The proposed regulations, published Sept. 7 for comment, are intended in part to implement the 1997 settlement in the case of Flores v. Reno. Known as the Flores Settlement Agreement (FSA), the agreement restricts the length of time children can be detained in immigration detention and sets minimum standards for their care and custody while detained.
Under the agreement, the government is required to release children from immigration detention without unnecessary delay to their parents, other adult relatives, or licensed programs. The settlement also requires immigration officials to give detained minors a certain quality of life, including things such as food, drinking water, medical assistance in emergencies, toilets, sinks, temperature control, supervision and as much separation from unrelated adults as possible.
The original settlement was designed to be temporary pending the issuance of formal regulations, but no regulations have been issued as the government has instead followed the settlement’s requirements over the years.
The proposed regulations would permit the indefinite detention of families by eliminating the FSA’s current limitation on the detention of children that includes a requirement to release children who arrive as part of families from detention within 20 days. The proposed regulations would permit children to be held with their parents during the duration of immigration proceedings, which can take years. The regulations also, however, would end existing FSA Agreement requirements that states license facilities that hold children, including family detention facilities.

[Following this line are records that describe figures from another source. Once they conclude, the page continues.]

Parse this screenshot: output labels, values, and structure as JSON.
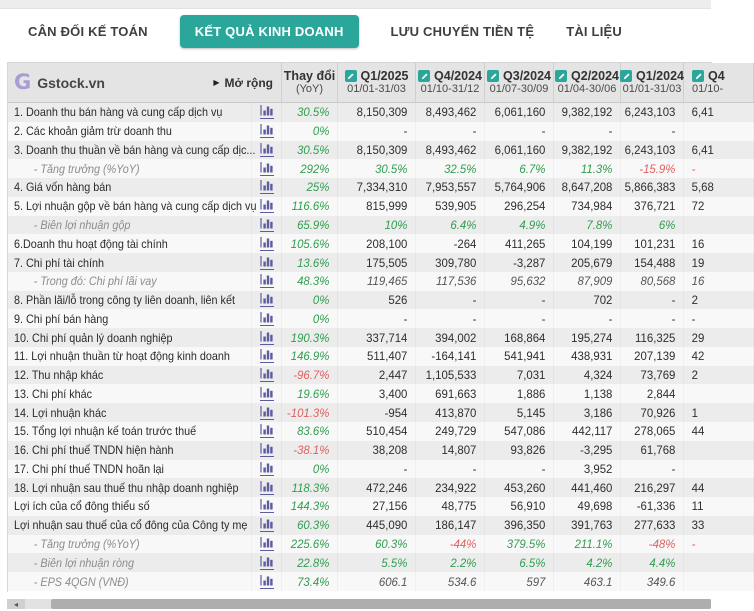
{
  "tabs": [
    {
      "label": "CÂN ĐỐI KẾ TOÁN",
      "active": false
    },
    {
      "label": "KẾT QUẢ KINH DOANH",
      "active": true
    },
    {
      "label": "LƯU CHUYỂN TIỀN TỆ",
      "active": false
    },
    {
      "label": "TÀI LIỆU",
      "active": false
    }
  ],
  "colors": {
    "accent_teal": "#2aa79a",
    "positive_green": "#2f9e4e",
    "negative_red": "#e15f5f",
    "logo_purple": "#a99dd2",
    "chart_icon_indigo": "#5c5c9e"
  },
  "table": {
    "brand": "Gstock.vn",
    "expand_label": "Mở rộng",
    "change_header_line1": "Thay đổi",
    "change_header_line2": "(YoY)",
    "quarters": [
      {
        "label": "Q1/2025",
        "range": "01/01-31/03",
        "cut": false
      },
      {
        "label": "Q4/2024",
        "range": "01/10-31/12",
        "cut": false
      },
      {
        "label": "Q3/2024",
        "range": "01/07-30/09",
        "cut": false
      },
      {
        "label": "Q2/2024",
        "range": "01/04-30/06",
        "cut": false
      },
      {
        "label": "Q1/2024",
        "range": "01/01-31/03",
        "cut": false
      },
      {
        "label": "Q4",
        "range": "01/10-",
        "cut": true
      }
    ],
    "rows": [
      {
        "label": "1. Doanh thu bán hàng và cung cấp dịch vụ",
        "sub": false,
        "yoy": [
          "30.5%",
          "g"
        ],
        "cells": [
          [
            "8,150,309",
            "d"
          ],
          [
            "8,493,462",
            "d"
          ],
          [
            "6,061,160",
            "d"
          ],
          [
            "9,382,192",
            "d"
          ],
          [
            "6,243,103",
            "d"
          ],
          [
            "6,41",
            "d"
          ]
        ]
      },
      {
        "label": "2. Các khoản giảm trừ doanh thu",
        "sub": false,
        "yoy": [
          "0%",
          "g"
        ],
        "cells": [
          [
            "-",
            "d"
          ],
          [
            "-",
            "d"
          ],
          [
            "-",
            "d"
          ],
          [
            "-",
            "d"
          ],
          [
            "-",
            "d"
          ],
          [
            "",
            ""
          ]
        ]
      },
      {
        "label": "3. Doanh thu thuần về bán hàng và cung cấp dịc...",
        "sub": false,
        "yoy": [
          "30.5%",
          "g"
        ],
        "cells": [
          [
            "8,150,309",
            "d"
          ],
          [
            "8,493,462",
            "d"
          ],
          [
            "6,061,160",
            "d"
          ],
          [
            "9,382,192",
            "d"
          ],
          [
            "6,243,103",
            "d"
          ],
          [
            "6,41",
            "d"
          ]
        ]
      },
      {
        "label": "- Tăng trưởng (%YoY)",
        "sub": true,
        "yoy": [
          "292%",
          "g"
        ],
        "cells": [
          [
            "30.5%",
            "g"
          ],
          [
            "32.5%",
            "g"
          ],
          [
            "6.7%",
            "g"
          ],
          [
            "11.3%",
            "g"
          ],
          [
            "-15.9%",
            "r"
          ],
          [
            "-",
            "r"
          ]
        ]
      },
      {
        "label": "4. Giá vốn hàng bán",
        "sub": false,
        "yoy": [
          "25%",
          "g"
        ],
        "cells": [
          [
            "7,334,310",
            "d"
          ],
          [
            "7,953,557",
            "d"
          ],
          [
            "5,764,906",
            "d"
          ],
          [
            "8,647,208",
            "d"
          ],
          [
            "5,866,383",
            "d"
          ],
          [
            "5,68",
            "d"
          ]
        ]
      },
      {
        "label": "5. Lợi nhuận gộp về bán hàng và cung cấp dịch vụ",
        "sub": false,
        "yoy": [
          "116.6%",
          "g"
        ],
        "cells": [
          [
            "815,999",
            "d"
          ],
          [
            "539,905",
            "d"
          ],
          [
            "296,254",
            "d"
          ],
          [
            "734,984",
            "d"
          ],
          [
            "376,721",
            "d"
          ],
          [
            "72",
            "d"
          ]
        ]
      },
      {
        "label": "- Biên lợi nhuận gộp",
        "sub": true,
        "yoy": [
          "65.9%",
          "g"
        ],
        "cells": [
          [
            "10%",
            "g"
          ],
          [
            "6.4%",
            "g"
          ],
          [
            "4.9%",
            "g"
          ],
          [
            "7.8%",
            "g"
          ],
          [
            "6%",
            "g"
          ],
          [
            "",
            ""
          ]
        ]
      },
      {
        "label": "6.Doanh thu hoạt động tài chính",
        "sub": false,
        "yoy": [
          "105.6%",
          "g"
        ],
        "cells": [
          [
            "208,100",
            "d"
          ],
          [
            "-264",
            "d"
          ],
          [
            "411,265",
            "d"
          ],
          [
            "104,199",
            "d"
          ],
          [
            "101,231",
            "d"
          ],
          [
            "16",
            "d"
          ]
        ]
      },
      {
        "label": "7. Chi phí tài chính",
        "sub": false,
        "yoy": [
          "13.6%",
          "g"
        ],
        "cells": [
          [
            "175,505",
            "d"
          ],
          [
            "309,780",
            "d"
          ],
          [
            "-3,287",
            "d"
          ],
          [
            "205,679",
            "d"
          ],
          [
            "154,488",
            "d"
          ],
          [
            "19",
            "d"
          ]
        ]
      },
      {
        "label": "- Trong đó: Chi phí lãi vay",
        "sub": true,
        "yoy": [
          "48.3%",
          "g"
        ],
        "cells": [
          [
            "119,465",
            "d"
          ],
          [
            "117,536",
            "d"
          ],
          [
            "95,632",
            "d"
          ],
          [
            "87,909",
            "d"
          ],
          [
            "80,568",
            "d"
          ],
          [
            "16",
            "d"
          ]
        ]
      },
      {
        "label": "8. Phần lãi/lỗ trong công ty liên doanh, liên kết",
        "sub": false,
        "yoy": [
          "0%",
          "g"
        ],
        "cells": [
          [
            "526",
            "d"
          ],
          [
            "-",
            "d"
          ],
          [
            "-",
            "d"
          ],
          [
            "702",
            "d"
          ],
          [
            "-",
            "d"
          ],
          [
            "2",
            "d"
          ]
        ]
      },
      {
        "label": "9. Chi phí bán hàng",
        "sub": false,
        "yoy": [
          "0%",
          "g"
        ],
        "cells": [
          [
            "-",
            "d"
          ],
          [
            "-",
            "d"
          ],
          [
            "-",
            "d"
          ],
          [
            "-",
            "d"
          ],
          [
            "-",
            "d"
          ],
          [
            "-",
            "d"
          ]
        ]
      },
      {
        "label": "10. Chi phí quản lý doanh nghiệp",
        "sub": false,
        "yoy": [
          "190.3%",
          "g"
        ],
        "cells": [
          [
            "337,714",
            "d"
          ],
          [
            "394,002",
            "d"
          ],
          [
            "168,864",
            "d"
          ],
          [
            "195,274",
            "d"
          ],
          [
            "116,325",
            "d"
          ],
          [
            "29",
            "d"
          ]
        ]
      },
      {
        "label": "11. Lợi nhuận thuần từ hoạt động kinh doanh",
        "sub": false,
        "yoy": [
          "146.9%",
          "g"
        ],
        "cells": [
          [
            "511,407",
            "d"
          ],
          [
            "-164,141",
            "d"
          ],
          [
            "541,941",
            "d"
          ],
          [
            "438,931",
            "d"
          ],
          [
            "207,139",
            "d"
          ],
          [
            "42",
            "d"
          ]
        ]
      },
      {
        "label": "12. Thu nhập khác",
        "sub": false,
        "yoy": [
          "-96.7%",
          "r"
        ],
        "cells": [
          [
            "2,447",
            "d"
          ],
          [
            "1,105,533",
            "d"
          ],
          [
            "7,031",
            "d"
          ],
          [
            "4,324",
            "d"
          ],
          [
            "73,769",
            "d"
          ],
          [
            "2",
            "d"
          ]
        ]
      },
      {
        "label": "13. Chi phí khác",
        "sub": false,
        "yoy": [
          "19.6%",
          "g"
        ],
        "cells": [
          [
            "3,400",
            "d"
          ],
          [
            "691,663",
            "d"
          ],
          [
            "1,886",
            "d"
          ],
          [
            "1,138",
            "d"
          ],
          [
            "2,844",
            "d"
          ],
          [
            "",
            ""
          ]
        ]
      },
      {
        "label": "14. Lợi nhuận khác",
        "sub": false,
        "yoy": [
          "-101.3%",
          "r"
        ],
        "cells": [
          [
            "-954",
            "d"
          ],
          [
            "413,870",
            "d"
          ],
          [
            "5,145",
            "d"
          ],
          [
            "3,186",
            "d"
          ],
          [
            "70,926",
            "d"
          ],
          [
            "1",
            "d"
          ]
        ]
      },
      {
        "label": "15. Tổng lợi nhuận kế toán trước thuế",
        "sub": false,
        "yoy": [
          "83.6%",
          "g"
        ],
        "cells": [
          [
            "510,454",
            "d"
          ],
          [
            "249,729",
            "d"
          ],
          [
            "547,086",
            "d"
          ],
          [
            "442,117",
            "d"
          ],
          [
            "278,065",
            "d"
          ],
          [
            "44",
            "d"
          ]
        ]
      },
      {
        "label": "16. Chi phí thuế TNDN hiện hành",
        "sub": false,
        "yoy": [
          "-38.1%",
          "r"
        ],
        "cells": [
          [
            "38,208",
            "d"
          ],
          [
            "14,807",
            "d"
          ],
          [
            "93,826",
            "d"
          ],
          [
            "-3,295",
            "d"
          ],
          [
            "61,768",
            "d"
          ],
          [
            "",
            ""
          ]
        ]
      },
      {
        "label": "17. Chi phí thuế TNDN hoãn lại",
        "sub": false,
        "yoy": [
          "0%",
          "g"
        ],
        "cells": [
          [
            "-",
            "d"
          ],
          [
            "-",
            "d"
          ],
          [
            "-",
            "d"
          ],
          [
            "3,952",
            "d"
          ],
          [
            "-",
            "d"
          ],
          [
            "",
            ""
          ]
        ]
      },
      {
        "label": "18. Lợi nhuận sau thuế thu nhập doanh nghiệp",
        "sub": false,
        "yoy": [
          "118.3%",
          "g"
        ],
        "cells": [
          [
            "472,246",
            "d"
          ],
          [
            "234,922",
            "d"
          ],
          [
            "453,260",
            "d"
          ],
          [
            "441,460",
            "d"
          ],
          [
            "216,297",
            "d"
          ],
          [
            "44",
            "d"
          ]
        ]
      },
      {
        "label": "Lợi ích của cổ đông thiểu số",
        "sub": false,
        "yoy": [
          "144.3%",
          "g"
        ],
        "cells": [
          [
            "27,156",
            "d"
          ],
          [
            "48,775",
            "d"
          ],
          [
            "56,910",
            "d"
          ],
          [
            "49,698",
            "d"
          ],
          [
            "-61,336",
            "d"
          ],
          [
            "11",
            "d"
          ]
        ]
      },
      {
        "label": "Lợi nhuận sau thuế của cổ đông của Công ty mẹ",
        "sub": false,
        "yoy": [
          "60.3%",
          "g"
        ],
        "cells": [
          [
            "445,090",
            "d"
          ],
          [
            "186,147",
            "d"
          ],
          [
            "396,350",
            "d"
          ],
          [
            "391,763",
            "d"
          ],
          [
            "277,633",
            "d"
          ],
          [
            "33",
            "d"
          ]
        ]
      },
      {
        "label": "- Tăng trưởng (%YoY)",
        "sub": true,
        "yoy": [
          "225.6%",
          "g"
        ],
        "cells": [
          [
            "60.3%",
            "g"
          ],
          [
            "-44%",
            "r"
          ],
          [
            "379.5%",
            "g"
          ],
          [
            "211.1%",
            "g"
          ],
          [
            "-48%",
            "r"
          ],
          [
            "-",
            "r"
          ]
        ]
      },
      {
        "label": "- Biên lợi nhuận ròng",
        "sub": true,
        "yoy": [
          "22.8%",
          "g"
        ],
        "cells": [
          [
            "5.5%",
            "g"
          ],
          [
            "2.2%",
            "g"
          ],
          [
            "6.5%",
            "g"
          ],
          [
            "4.2%",
            "g"
          ],
          [
            "4.4%",
            "g"
          ],
          [
            "",
            ""
          ]
        ]
      },
      {
        "label": "- EPS 4QGN (VNĐ)",
        "sub": true,
        "yoy": [
          "73.4%",
          "g"
        ],
        "cells": [
          [
            "606.1",
            "d"
          ],
          [
            "534.6",
            "d"
          ],
          [
            "597",
            "d"
          ],
          [
            "463.1",
            "d"
          ],
          [
            "349.6",
            "d"
          ],
          [
            "",
            ""
          ]
        ]
      }
    ]
  },
  "scrollbar": {
    "left_arrow": "◂"
  }
}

Carlson pointed out that the ABA strongly disagrees with the commentary throughout the proposed regulations that “seems to suggest that the FSA has forced the government to either pursue a policy of family separation or a policy of expanded family detention.” The proposed regulations, he said, “would essentially authorize the indefinite detention of children and codify the practice of family separation” and are “antithetical to the purpose of the FSA.”

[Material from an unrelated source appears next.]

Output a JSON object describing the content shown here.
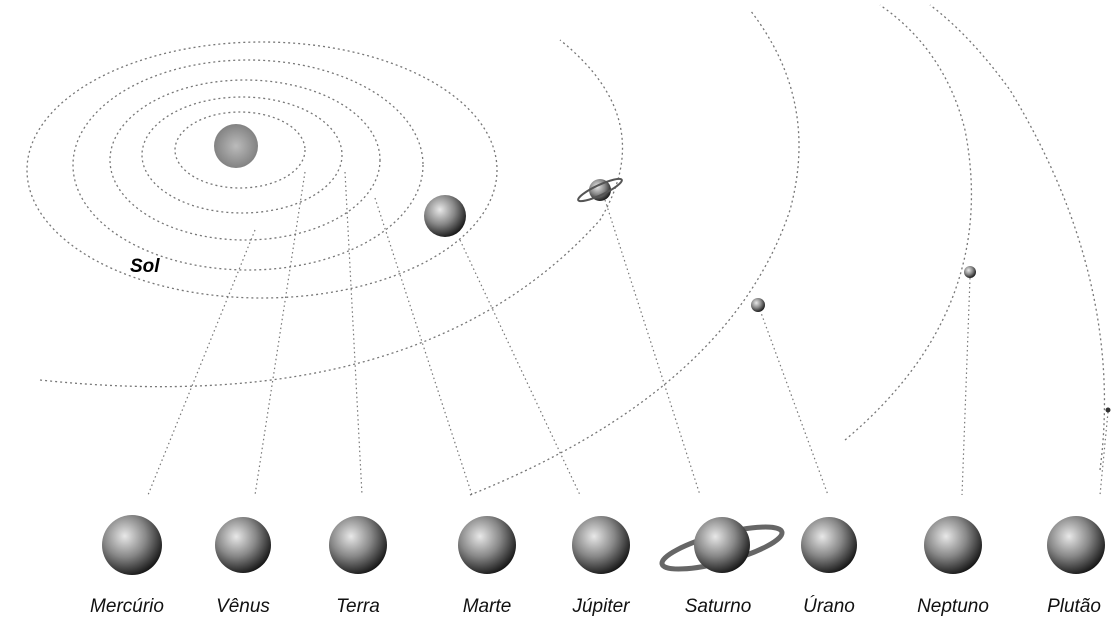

He emphasized that the use of family detention and family separation have not deterred desperate parents from seeking protection for their children and have proven incredibly expensive through increased costs of detention and defense against litigation challenging the policies.
He explained that there are cost-effective and humane alternatives to detention programs, such as the family case management program, that have been successful in “ensuring that families appear for their immigration court proceedings and build on the critical progress already made in ensuring legal professional and humane treatment of children in our immigration system.”

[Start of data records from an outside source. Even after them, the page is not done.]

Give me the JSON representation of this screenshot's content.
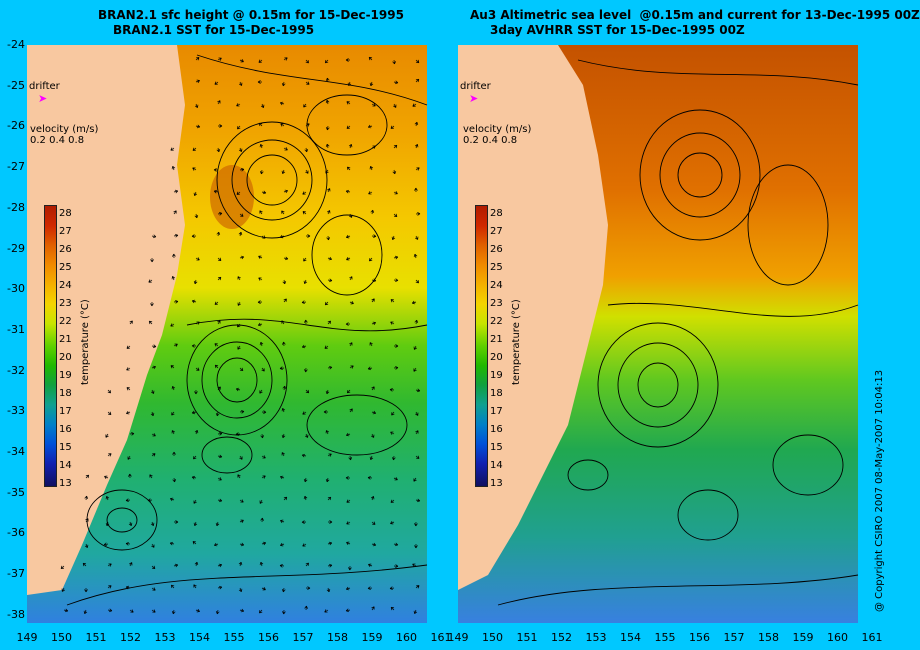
{
  "left_panel": {
    "title_line1": "BRAN2.1 sfc height @ 0.15m for 15-Dec-1995",
    "title_line2": "BRAN2.1 SST for 15-Dec-1995"
  },
  "right_panel": {
    "title_line1": "Au3 Altimetric sea level  @0.15m and current for 13-Dec-1995 00Z",
    "title_line2": "3day AVHRR SST for 15-Dec-1995 00Z"
  },
  "legend": {
    "drifter_label": "drifter",
    "velocity_label": "velocity (m/s)",
    "velocity_scale": "0.2 0.4 0.8",
    "colorbar_label": "temperature (°C)",
    "colorbar_ticks": [
      "28",
      "27",
      "26",
      "25",
      "24",
      "23",
      "22",
      "21",
      "20",
      "19",
      "18",
      "17",
      "16",
      "15",
      "14",
      "13"
    ]
  },
  "y_axis_ticks": [
    "-24",
    "-25",
    "-26",
    "-27",
    "-28",
    "-29",
    "-30",
    "-31",
    "-32",
    "-33",
    "-34",
    "-35",
    "-36",
    "-37",
    "-38"
  ],
  "x_axis_left_ticks": [
    "149",
    "150",
    "151",
    "152",
    "153",
    "154",
    "155",
    "156",
    "157",
    "158",
    "159",
    "160",
    "161"
  ],
  "x_axis_right_ticks": [
    "149",
    "150",
    "151",
    "152",
    "153",
    "154",
    "155",
    "156",
    "157",
    "158",
    "159",
    "160",
    "161"
  ],
  "copyright": "@ Copyright CSIRO 2007  08-May-2007 10:04:13",
  "colors": {
    "background": "#00c8ff",
    "land": "#f8c8a0",
    "drifter_marker": "#ff00ff"
  }
}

“Medical professional and child welfare specialists, among others, have warned of the detrimental physical, mental and emotional harm to children caused by even short periods of detention, as well as the trauma caused by separating children from their parents,” Carlson wrote.
He emphasized the first-hand experience and expertise that the ABA has gained through several association projects, including the South Texas Pro Bono Asylum Representation Project (ProBAR) in Harlingen, Texas, and the Children’s Immigration Law Academy in Houston, Texas. These projects have led the ABA to develop numerous policies and standards addressing issues related to immigration detention and the treatment of children in the U.S. legal system.
In urging that the proposed regulations be withdrawn, Carlson suggested that the relevant agencies instead work toward strengthening the framework of legal protections available for unaccompanied children, families, and other vulnerable asylum-seekers.